Occultations suggest it is a compact or contact binary equivalent to a sphere 400 to 500 km in diameter. On 20 November 2020, Chaos occulted a magnitude 16.8 star. Three observers detected the occultation, finding that the object is likely smaller than 600 km in diameter. Another occultation was recorded on 14 January 2022; full results on size, shape, geometric albedo, and the spin-axis orientation have not been released. A further occultation occurred on 28 September 2023, with a shadow crossing most of North America. This occultation was observed by over 30 observers;
preliminary analysis suggests that Chaos is a binary (possibly a contact binary).

==Name==
On 28 March 2002, it was named after the primeval state of existence in Greek mythology, from which the first gods appeared.

Planetary symbols are no longer much used in astronomy, so Chaos never received a symbol in the astronomical literature. There is no standard symbol for Chaos used by astrologers either. Michael Moorcock's Symbol of Chaos () has occasionally been used.

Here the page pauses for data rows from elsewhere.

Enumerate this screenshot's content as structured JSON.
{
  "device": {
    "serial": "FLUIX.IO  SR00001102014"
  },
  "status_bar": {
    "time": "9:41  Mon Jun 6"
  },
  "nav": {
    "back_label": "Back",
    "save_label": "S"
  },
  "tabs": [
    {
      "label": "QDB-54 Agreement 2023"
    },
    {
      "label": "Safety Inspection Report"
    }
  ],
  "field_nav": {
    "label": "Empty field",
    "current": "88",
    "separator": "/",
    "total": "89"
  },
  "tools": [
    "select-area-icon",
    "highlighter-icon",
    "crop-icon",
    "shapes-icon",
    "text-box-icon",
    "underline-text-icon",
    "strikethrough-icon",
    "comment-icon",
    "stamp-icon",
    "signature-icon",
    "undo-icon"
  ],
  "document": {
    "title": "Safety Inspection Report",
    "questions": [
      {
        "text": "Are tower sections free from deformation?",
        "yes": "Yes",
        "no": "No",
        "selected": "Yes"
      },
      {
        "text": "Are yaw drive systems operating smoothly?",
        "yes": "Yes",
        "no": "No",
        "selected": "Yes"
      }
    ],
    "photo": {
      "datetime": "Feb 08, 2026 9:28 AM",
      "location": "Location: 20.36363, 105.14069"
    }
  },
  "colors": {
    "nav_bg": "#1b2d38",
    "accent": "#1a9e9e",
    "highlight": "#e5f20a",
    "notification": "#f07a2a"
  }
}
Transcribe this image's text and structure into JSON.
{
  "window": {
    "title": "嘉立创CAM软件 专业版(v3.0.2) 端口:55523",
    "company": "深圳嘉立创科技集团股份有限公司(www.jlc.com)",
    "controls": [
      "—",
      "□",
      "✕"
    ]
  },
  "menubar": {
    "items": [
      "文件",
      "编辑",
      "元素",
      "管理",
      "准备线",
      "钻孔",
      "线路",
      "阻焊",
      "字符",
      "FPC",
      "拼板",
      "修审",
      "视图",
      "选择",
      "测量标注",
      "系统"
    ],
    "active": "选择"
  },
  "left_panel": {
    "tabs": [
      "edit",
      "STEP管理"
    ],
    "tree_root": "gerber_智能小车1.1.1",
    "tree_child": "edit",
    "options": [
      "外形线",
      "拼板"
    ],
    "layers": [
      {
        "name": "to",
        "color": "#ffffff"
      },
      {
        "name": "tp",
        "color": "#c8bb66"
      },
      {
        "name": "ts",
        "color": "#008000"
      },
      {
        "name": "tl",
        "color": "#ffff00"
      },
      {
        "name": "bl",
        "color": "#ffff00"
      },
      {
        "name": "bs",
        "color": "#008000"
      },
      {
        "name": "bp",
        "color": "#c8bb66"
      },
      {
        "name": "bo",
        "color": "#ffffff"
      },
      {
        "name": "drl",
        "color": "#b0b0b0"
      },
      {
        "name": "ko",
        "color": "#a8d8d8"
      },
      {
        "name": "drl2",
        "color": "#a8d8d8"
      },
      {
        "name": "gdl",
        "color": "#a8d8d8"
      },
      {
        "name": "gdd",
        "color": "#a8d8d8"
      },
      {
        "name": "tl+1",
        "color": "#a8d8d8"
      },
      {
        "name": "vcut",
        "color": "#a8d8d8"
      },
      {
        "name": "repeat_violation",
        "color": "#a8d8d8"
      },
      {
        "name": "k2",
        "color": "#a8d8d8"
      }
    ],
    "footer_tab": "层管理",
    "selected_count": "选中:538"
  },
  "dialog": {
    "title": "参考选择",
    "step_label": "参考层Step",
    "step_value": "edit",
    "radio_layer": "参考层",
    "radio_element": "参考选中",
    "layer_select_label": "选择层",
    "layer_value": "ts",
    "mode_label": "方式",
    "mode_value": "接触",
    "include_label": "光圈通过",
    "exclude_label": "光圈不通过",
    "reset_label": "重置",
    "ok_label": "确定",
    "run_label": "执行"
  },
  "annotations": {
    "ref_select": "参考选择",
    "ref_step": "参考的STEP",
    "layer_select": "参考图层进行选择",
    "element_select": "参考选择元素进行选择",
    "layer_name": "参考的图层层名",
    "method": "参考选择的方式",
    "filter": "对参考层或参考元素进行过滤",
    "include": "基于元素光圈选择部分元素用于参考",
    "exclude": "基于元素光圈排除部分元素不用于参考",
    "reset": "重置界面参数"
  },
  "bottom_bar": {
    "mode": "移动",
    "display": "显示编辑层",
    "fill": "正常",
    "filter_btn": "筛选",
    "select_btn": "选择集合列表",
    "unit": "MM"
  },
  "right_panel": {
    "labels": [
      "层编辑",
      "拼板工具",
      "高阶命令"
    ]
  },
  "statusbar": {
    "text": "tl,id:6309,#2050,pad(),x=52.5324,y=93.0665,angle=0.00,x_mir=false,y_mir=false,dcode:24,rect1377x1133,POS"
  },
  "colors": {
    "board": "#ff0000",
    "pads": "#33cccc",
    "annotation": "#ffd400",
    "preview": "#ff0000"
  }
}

Michael Moorcock's Symbol of Chaos

== Orbit ==
Chaos has an orbital period of approximately 309 years. Its orbit is longer, but less eccentric than the orbit of Pluto. Chaos's orbit is inclined approximately 12° to the ecliptic. Its orbit never crosses the orbit of Neptune. Currently, the closest approach possible to Neptune (MOID) is 12.5 AU.

Chaos will come to perihelion at around December 2033, coming as close as 40 AU from Earth. Its brightest magnitude will be 20.8.